Я пожал плечами. Самодовольство ничье не нравится, и, хотя его восторг понятен, я все же не удержался, брякнул:
– Так плохо?.. Нигде.
Его глаза сузились, потом вспыхнули гневом.
– Сэр Ричард… Вы где-то видели лучше?
– Конечно, – ответил я. – В нашем стриптиз-баре, если бы девушки вот так двигались, как сонные мухи, их бы уже… эх… что объяснять!.. Конечно же, наши танцуют и раздеваются куда лучше.
Абеляр кипел и задыхался от ярости. Я думал, что его хватил удар. Неслышно появился человек в остроконечной шляпе, плащ разрисован звездами, ну, это у них униформа, как у спецназовцев пятна, присмотрелся ко мне, подвигал ладонями и сказал негромко:
– Повелитель… он говорит правду.
Абеляр взревел:
– Как?.. Как он может говорить правду?.. Нигде нет таких прелестных танцовщиц!
Маг поклонился.
– Повелитель, я не говорю, что где-то есть лучше. Я только говорю, что гость говорит правду. Он действительно видел женщин, что танцуют и раздеваются лучше… Ты же знаешь, я могу отличать, кто говорит правду, а кто врет.

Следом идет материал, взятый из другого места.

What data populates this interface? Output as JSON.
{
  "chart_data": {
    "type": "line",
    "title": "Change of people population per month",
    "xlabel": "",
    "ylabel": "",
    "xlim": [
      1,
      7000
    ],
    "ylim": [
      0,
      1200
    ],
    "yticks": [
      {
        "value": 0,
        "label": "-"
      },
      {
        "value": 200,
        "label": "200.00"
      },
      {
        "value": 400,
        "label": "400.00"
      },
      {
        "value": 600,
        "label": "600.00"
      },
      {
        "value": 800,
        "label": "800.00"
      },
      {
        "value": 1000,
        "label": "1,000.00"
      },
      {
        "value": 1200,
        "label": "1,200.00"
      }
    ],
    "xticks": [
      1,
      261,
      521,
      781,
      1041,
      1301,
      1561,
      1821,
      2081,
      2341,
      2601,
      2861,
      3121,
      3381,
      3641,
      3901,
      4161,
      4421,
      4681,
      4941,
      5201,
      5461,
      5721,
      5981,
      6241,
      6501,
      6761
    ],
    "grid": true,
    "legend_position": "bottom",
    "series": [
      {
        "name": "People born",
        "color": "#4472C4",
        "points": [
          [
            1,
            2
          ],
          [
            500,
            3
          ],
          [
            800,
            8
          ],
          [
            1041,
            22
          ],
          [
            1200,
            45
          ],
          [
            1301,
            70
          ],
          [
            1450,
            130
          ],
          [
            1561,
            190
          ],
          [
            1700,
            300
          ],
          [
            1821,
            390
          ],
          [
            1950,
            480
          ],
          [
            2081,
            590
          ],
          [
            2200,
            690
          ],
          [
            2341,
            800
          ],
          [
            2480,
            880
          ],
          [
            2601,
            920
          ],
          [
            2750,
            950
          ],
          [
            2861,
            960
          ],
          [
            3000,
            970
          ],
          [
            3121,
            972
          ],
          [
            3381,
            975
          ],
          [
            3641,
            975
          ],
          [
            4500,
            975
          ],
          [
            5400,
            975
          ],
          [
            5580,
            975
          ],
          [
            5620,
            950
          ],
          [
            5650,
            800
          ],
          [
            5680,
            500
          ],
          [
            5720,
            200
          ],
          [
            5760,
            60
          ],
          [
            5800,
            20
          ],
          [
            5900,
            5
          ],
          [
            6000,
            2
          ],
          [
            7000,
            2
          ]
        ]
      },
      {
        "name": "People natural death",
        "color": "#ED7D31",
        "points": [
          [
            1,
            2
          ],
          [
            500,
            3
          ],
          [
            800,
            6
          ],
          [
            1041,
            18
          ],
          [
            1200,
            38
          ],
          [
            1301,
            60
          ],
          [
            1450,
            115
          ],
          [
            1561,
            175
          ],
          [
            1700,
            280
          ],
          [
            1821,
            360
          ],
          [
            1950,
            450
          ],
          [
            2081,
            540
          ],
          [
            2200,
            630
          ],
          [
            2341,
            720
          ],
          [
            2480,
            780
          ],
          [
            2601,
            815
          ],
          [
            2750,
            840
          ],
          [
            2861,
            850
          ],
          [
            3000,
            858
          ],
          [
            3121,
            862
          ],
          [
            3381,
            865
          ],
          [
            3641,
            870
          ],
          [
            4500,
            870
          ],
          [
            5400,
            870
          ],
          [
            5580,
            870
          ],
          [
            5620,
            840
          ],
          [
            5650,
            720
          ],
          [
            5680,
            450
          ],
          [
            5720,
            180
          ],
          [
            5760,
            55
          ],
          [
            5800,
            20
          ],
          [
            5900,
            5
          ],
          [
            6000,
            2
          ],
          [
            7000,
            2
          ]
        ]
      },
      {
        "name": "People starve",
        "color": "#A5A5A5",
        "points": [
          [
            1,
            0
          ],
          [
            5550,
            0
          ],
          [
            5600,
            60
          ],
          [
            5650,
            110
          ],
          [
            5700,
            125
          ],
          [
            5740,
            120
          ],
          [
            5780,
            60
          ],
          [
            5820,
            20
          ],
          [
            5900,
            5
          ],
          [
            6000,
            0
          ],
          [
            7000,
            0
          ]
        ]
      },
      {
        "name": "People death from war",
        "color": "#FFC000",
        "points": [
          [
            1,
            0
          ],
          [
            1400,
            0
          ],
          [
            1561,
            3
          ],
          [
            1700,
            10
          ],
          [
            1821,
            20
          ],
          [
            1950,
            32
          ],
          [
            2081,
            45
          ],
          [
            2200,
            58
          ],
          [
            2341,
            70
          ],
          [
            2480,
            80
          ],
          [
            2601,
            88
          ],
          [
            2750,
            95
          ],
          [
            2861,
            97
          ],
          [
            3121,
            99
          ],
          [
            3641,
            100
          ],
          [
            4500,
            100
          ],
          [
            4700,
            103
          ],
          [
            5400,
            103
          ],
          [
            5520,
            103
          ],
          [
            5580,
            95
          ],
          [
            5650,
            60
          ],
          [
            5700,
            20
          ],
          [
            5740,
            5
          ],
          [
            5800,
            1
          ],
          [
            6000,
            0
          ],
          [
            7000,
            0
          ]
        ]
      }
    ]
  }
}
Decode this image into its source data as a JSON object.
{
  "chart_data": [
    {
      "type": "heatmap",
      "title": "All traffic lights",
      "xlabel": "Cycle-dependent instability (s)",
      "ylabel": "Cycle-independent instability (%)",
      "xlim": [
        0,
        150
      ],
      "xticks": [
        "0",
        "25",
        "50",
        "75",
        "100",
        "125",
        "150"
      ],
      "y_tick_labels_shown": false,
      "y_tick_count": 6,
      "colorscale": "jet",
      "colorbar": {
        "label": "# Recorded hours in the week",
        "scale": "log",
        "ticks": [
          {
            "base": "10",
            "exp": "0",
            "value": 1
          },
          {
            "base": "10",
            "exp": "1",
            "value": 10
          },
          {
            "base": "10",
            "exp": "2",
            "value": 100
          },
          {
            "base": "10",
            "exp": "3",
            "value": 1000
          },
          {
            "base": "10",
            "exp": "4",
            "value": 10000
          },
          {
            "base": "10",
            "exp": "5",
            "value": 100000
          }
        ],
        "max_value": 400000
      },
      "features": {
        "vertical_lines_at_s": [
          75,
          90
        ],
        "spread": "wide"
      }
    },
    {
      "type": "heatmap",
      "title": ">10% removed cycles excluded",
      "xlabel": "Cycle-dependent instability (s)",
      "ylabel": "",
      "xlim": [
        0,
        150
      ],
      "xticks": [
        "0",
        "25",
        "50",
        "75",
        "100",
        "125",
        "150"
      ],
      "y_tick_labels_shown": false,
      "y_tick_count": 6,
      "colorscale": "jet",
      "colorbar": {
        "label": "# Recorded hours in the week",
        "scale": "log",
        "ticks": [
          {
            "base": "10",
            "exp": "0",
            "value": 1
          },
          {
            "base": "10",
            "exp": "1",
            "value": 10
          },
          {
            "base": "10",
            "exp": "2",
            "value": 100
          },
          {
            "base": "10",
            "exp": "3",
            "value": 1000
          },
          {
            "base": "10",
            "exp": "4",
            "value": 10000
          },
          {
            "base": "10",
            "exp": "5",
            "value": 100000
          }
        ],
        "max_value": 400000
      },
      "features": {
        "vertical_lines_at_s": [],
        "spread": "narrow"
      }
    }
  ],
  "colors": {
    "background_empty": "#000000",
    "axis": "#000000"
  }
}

Абеляр задержал дыхание, я думал, взорвется, настолько его раздуло, лицо стало багровым, теперь он в самом деле тянул на все шестьдесят, но дыхание вырвалось из легких, грудь опустилась, Абеляр взглянул на меня уже без вражды.
– Ладно… Обидно, я полагал, что придумал такие танцы первым. С другой стороны, это значит, что ничего необычного в этом нет, верно?.. А как церковь на это смотрит?
– Церковь? – переспросил я. – Какая церковь?.. Ах да, церковь… Ну, больше ей не на что смотреть?.. Может быть, в своих монастырях устраивают и круче, не знаю. Я хочу сказать, что я не ригорист. Я в эти земли приехал совсем недавно, а в моих краях церковь… несколько иная.
Абеляр слушал с большим вниманием, спросил жадно:
– А какая?
Я подумал, порылся в памяти, ответил честно:
– А никакая. Она делает вид, что ее вовсе нет. Жмется к стенке, чтобы ее никто не задавил. А задавить может всякий, у нас церковь что-то вроде ме-е-е-лкой такой серой мышки! Ее даже кошки не трогают, знают, что она уже не просто пресная, у нее вкус будет, как у мокрой тряпки.
Абеляр смотрел на меня с великим изумлением. Гости притихли, даже от танцовщиц отвлеклись, посматривали то на меня, то на короля Абеляра. Шершела шумно вздохнула…
– У вас дивное королевство, – сказал наконец Абеляр. – Я даже не знаю, хорошо ли, чтобы так унижать церковь… У нас она сильна! Даже чересчур. Настолько сильна, что возникает понятное желание как-то урезать ей крылья, подпилить клюв и остричь когти…
Я кивнул.
– Не надо объяснять, я все заметил. У вас она как раз урезана.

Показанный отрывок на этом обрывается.